Diferentemente de um cartão de crédito convencional, o cartão não considera questões econômicas e, sim, sociais na hora de liberar o uso. Quem possui o cartão pode ter desconto de até 50% em casa de shows, 25% em óticas, 15% na compra de cosméticos e 5% em mercados.
“Com o cartão, a ideia é que o morador gaste aqui e, quanto mais ele gasta na comunidade, mais emprego é criado na região”, diz ele. Cerca de 21% da população que trabalha em Paraisópolis, de acordo com Rodrigues, trabalha na própria comunidade.
Existe também um projeto para a criação de uma moeda local – Nova Paraisópolis. O dinheiro local, que teria paridade com o real, tem o objetivo de fazer com que os moradores gastem no bairrro.
Se considerar o tamanho das comunidades no país, o grupo de investidores tem muito chão para crescer por aqui.

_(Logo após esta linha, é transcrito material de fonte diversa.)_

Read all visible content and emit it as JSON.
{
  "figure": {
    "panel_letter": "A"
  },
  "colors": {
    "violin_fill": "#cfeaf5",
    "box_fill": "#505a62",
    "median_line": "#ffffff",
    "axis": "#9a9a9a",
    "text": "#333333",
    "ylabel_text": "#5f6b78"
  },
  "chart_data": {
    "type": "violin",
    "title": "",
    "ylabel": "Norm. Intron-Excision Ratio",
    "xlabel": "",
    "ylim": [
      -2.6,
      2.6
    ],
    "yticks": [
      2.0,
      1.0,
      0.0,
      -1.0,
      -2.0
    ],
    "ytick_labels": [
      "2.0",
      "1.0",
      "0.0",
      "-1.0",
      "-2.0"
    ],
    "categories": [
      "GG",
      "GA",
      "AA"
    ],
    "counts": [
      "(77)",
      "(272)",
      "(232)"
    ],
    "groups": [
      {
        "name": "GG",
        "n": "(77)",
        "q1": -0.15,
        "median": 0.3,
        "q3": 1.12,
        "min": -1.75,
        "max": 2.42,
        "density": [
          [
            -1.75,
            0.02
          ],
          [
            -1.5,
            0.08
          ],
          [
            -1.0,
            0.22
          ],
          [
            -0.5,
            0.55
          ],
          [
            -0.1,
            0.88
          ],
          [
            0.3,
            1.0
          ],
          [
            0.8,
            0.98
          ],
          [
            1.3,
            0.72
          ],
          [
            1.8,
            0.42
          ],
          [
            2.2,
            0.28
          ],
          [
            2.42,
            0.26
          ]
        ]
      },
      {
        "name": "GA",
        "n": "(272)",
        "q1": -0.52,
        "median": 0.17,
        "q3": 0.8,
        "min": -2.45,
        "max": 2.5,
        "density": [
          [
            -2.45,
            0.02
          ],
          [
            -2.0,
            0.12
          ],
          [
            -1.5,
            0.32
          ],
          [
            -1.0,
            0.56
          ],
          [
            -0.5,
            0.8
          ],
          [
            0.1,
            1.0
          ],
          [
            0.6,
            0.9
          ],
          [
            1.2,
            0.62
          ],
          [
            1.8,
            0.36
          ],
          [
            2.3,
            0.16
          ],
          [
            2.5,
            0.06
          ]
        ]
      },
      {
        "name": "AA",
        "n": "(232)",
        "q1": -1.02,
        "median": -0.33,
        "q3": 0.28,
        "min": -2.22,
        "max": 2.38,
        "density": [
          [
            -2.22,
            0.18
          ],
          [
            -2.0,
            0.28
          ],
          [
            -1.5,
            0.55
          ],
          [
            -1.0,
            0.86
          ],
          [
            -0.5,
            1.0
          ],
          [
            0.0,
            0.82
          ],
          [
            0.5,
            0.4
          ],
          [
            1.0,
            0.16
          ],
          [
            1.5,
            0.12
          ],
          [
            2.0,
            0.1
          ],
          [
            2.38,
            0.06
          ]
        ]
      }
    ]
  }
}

Em 2015, os mais de 12 milhões de moradores de comunidades no Brasil movimentaram perto de R$ 75 bilhões, 4 em cada dez residentes possuíam smartphones e 92% deles tinham perfil no Facebook, de acordo com o Instituto Data Favela.
A vontade de empreender também é grande nas comunidades. De acordo com o instituto, 42% dos moradores tinham intenção de ter o próprio negócio no ano passado.
“Mesmo com a crise, as favelas continuam com grande potencial. O empreendedorismo só cresce dentro das comunidades, uma vez que, se o morador perde o emprego, ele não tem saída, a não ser montar o próprio negocio”, diz Renato Meirelles, sócio do recém-criado Instituto Locomotiva de pesquisas. “E mesmo quando trabalha fora, ele também quer ter algum negócio para complementar a renda.”